Here are the two potential issues that could have led to the Court deciding to deny Rivers the right to participate in the case. First, the issue that Rivers sought to raise is a new one to the case, and wasn’t raised by the parties or addressed by Judge Connolly at Supreme Court. That presents a problem under New York precedent. The Appellate Division has previously held that a proposed amicus party can’t raise new issues different from those argued by the parties (see e.g. Colgate-Palmolive Co. v Erie County, 39 AD2d 641 [4th Dept 1972] [“an Amicus curiae is not a party, and cannot assume the functions of one; he must accept the case before the court with issues made by the parties, and may not control the litigation. Nor may he introduce any issues; only the issues raised by the parties may be considered” (quotation marks and alterations omitted)]). And the Court of Appeals’ rules provide that expressly.
That may not be a fatal flaw, however. There’s certainly an argument that the scope of the constitutional definition of gambling has always been in the case, and Rivers’ argument for an originalist interpretation is merely an extension of the parties’ arguments, a new and different way of looking at the issue. But, the Court certainly was within its discretion to have concluded that Rivers’ proposed amicus brief sought to improperly raise a new constitutional issue that no one had addressed before and to have denied Rivers’ motion on that basis.
Second, although the Appellate Division’s rules don’t contain an express requirement for a proposed amicus party to disclose their financial stake in the case or whether a party is backing or funding the amicus submission, whether an amicus party is a true friend of the court, rather than a party with a direct financial interest in the outcome of the case, is certainly something that the Court can, and often does, consider. Indeed, the Court of Appeals’ rules expressly require those disclosures in an amicus motion.
Here, Rivers’ motion does not disclose who contributed to or was financially backing the amicus submission. Rivers states that it has paid a bunch of money for a casino license in reliance on its understanding that the only forms of gambling that will be allowed in New York are those that have secured a constitutional amendment to be excepted from the constitutional ban, like horse racing and casino gambling.

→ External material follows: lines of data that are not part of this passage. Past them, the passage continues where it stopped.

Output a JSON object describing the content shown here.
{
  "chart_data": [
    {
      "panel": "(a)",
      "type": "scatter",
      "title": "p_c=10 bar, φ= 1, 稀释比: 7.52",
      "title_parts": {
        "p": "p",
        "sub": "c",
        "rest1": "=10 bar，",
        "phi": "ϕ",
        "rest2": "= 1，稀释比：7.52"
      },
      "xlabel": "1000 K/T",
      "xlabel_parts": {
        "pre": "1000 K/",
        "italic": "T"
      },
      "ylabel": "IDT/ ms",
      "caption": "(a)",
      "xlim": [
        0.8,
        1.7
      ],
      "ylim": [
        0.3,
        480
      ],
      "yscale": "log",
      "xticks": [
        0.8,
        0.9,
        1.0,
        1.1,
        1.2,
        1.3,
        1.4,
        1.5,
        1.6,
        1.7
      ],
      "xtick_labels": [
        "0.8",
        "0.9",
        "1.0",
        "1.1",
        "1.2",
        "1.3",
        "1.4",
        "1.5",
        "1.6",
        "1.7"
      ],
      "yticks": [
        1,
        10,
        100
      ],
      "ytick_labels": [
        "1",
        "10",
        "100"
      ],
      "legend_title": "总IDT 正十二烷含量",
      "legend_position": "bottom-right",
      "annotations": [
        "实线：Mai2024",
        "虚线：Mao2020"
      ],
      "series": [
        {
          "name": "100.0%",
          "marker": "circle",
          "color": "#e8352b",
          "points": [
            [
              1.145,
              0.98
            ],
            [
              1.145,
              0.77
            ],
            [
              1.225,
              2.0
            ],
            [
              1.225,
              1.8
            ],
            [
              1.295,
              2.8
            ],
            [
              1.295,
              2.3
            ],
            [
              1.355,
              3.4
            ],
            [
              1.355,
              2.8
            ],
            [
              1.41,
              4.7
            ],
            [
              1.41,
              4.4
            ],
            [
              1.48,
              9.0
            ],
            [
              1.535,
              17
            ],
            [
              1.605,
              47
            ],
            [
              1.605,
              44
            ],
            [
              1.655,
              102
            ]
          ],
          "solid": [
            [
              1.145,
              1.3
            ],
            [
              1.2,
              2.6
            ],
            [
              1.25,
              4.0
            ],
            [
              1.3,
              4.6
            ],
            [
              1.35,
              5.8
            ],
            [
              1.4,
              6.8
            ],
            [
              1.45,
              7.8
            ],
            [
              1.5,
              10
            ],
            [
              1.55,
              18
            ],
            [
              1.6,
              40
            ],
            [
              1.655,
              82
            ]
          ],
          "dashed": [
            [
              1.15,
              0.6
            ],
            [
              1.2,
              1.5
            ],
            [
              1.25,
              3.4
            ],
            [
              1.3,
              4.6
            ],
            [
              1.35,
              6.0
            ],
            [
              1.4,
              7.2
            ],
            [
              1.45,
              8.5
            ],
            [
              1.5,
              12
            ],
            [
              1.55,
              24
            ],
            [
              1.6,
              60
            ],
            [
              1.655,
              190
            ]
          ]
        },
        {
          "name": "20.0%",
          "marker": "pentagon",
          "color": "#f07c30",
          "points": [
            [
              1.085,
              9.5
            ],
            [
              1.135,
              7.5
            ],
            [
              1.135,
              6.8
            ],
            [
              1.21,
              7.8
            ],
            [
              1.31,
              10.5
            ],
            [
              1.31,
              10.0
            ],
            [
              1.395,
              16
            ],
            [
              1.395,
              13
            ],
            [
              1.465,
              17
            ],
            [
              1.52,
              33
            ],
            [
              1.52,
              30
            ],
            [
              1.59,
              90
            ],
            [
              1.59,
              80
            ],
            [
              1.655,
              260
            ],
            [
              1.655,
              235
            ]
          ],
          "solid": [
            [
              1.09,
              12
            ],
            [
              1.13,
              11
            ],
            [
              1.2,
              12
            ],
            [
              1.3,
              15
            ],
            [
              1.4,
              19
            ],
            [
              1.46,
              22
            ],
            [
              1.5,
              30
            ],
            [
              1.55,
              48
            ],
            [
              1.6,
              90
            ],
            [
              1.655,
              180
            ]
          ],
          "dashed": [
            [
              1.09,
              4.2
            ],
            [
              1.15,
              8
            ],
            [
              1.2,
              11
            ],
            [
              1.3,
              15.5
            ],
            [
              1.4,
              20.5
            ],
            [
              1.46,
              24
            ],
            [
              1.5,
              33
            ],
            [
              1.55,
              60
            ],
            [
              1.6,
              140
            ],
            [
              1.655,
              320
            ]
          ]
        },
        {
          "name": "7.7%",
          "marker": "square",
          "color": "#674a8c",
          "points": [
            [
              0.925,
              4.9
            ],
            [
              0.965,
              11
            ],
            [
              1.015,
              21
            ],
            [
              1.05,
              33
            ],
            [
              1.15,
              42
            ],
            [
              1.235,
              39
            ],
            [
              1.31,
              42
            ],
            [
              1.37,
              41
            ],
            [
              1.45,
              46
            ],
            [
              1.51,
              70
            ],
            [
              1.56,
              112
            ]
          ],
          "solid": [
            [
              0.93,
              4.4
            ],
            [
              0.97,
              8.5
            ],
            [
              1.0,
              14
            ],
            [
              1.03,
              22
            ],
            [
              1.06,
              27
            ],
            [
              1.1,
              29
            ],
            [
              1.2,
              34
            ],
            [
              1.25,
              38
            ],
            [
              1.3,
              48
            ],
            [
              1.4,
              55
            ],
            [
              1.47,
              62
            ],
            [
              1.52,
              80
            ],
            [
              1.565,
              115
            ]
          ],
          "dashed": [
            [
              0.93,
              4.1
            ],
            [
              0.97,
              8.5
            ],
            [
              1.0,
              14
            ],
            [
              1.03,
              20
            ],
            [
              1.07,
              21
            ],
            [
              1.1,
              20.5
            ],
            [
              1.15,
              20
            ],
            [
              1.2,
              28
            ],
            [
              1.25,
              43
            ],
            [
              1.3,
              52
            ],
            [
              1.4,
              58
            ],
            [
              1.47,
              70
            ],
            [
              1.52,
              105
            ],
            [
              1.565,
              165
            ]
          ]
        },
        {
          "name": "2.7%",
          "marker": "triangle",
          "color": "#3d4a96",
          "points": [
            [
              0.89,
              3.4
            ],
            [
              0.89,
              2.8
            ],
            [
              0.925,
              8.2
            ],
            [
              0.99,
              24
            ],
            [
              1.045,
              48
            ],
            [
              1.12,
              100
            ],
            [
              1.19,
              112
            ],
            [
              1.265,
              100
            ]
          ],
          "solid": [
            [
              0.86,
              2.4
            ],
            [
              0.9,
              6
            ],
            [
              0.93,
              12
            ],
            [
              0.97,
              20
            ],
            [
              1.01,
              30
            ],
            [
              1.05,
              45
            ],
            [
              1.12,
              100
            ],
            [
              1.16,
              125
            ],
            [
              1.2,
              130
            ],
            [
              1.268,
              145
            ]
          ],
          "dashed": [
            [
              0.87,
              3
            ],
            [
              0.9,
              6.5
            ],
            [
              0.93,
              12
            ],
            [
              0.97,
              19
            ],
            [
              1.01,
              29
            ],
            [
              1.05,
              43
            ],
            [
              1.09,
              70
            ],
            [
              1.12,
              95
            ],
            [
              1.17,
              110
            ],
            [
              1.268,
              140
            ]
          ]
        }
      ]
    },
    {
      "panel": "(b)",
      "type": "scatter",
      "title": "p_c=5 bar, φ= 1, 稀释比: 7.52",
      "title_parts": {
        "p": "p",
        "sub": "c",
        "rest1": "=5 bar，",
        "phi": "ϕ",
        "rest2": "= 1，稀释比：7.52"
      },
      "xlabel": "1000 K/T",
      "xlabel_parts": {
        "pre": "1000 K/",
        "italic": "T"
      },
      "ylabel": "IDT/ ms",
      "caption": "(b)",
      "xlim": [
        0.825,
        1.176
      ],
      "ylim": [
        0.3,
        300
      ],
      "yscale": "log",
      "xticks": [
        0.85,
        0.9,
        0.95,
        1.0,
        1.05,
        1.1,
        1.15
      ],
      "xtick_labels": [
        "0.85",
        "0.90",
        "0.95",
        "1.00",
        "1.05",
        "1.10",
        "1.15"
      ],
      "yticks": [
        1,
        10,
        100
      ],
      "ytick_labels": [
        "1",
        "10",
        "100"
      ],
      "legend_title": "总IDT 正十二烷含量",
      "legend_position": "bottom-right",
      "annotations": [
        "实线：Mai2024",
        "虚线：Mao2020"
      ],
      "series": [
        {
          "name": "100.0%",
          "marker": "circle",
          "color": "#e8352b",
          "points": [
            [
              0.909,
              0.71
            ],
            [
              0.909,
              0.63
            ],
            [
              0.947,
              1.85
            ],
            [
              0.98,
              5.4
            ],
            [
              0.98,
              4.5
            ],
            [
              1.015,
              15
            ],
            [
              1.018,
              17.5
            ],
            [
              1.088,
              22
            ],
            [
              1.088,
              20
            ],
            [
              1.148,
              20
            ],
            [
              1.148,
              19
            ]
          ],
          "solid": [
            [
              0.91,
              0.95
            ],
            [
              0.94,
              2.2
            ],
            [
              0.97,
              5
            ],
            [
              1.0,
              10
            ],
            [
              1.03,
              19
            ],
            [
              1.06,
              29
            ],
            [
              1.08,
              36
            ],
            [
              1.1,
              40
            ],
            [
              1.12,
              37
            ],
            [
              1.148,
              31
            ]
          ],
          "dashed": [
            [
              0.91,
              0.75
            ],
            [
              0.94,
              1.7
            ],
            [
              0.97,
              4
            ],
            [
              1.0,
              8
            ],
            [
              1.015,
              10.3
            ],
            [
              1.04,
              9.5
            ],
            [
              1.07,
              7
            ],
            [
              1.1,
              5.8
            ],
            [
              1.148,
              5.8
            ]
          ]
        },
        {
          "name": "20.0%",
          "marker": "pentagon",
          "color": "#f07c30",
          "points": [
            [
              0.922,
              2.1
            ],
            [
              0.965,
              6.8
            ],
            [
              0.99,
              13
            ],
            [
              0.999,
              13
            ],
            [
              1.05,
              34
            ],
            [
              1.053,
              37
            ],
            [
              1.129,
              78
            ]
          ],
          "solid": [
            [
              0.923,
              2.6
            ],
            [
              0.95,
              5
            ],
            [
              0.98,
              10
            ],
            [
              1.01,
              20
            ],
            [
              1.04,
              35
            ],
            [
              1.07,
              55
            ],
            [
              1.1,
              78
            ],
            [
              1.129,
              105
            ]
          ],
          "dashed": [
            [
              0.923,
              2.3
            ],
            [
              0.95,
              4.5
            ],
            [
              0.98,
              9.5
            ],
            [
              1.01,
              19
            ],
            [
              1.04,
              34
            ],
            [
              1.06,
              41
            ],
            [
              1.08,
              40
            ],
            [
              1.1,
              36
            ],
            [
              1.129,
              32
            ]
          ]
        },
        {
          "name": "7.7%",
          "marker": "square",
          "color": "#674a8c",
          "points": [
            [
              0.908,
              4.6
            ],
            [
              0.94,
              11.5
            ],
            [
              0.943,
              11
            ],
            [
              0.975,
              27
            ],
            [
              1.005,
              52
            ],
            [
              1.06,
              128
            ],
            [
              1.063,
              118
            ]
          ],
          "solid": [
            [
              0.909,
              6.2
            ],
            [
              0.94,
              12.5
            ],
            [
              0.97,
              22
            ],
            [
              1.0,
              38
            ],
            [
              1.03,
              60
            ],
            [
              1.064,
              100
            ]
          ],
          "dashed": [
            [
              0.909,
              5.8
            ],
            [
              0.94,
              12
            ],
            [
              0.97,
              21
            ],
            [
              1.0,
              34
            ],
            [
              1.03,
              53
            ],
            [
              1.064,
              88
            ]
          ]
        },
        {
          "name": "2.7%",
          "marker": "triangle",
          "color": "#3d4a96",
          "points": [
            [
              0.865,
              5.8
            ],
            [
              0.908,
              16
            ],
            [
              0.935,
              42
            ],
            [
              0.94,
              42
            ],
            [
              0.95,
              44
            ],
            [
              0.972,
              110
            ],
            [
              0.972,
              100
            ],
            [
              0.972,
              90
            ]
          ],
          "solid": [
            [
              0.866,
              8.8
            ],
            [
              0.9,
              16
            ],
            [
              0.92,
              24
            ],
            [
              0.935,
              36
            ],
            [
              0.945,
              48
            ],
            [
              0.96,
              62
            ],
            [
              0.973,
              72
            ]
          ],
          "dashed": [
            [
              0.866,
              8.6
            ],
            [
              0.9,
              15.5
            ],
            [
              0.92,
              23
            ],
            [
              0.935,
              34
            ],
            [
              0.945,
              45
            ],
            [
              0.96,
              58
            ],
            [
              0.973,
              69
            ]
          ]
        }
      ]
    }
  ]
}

Could the Court have been concerned that Rivers’ interest was a purely economic concern about competition to its brick and mortar casino, and wasn’t a true friend of the court seeking to assist the Court with its decision? That’s what some have guessed, including former Court of Appeals Judge Robert Smith:
We’ll never know exactly why the Third Department decided against considering Rivers’ amicus brief in support of the plaintiffs’ position that DFS is unconstitutional gambling, but it certainly seems the Court had justifiable grounds for deciding as it did.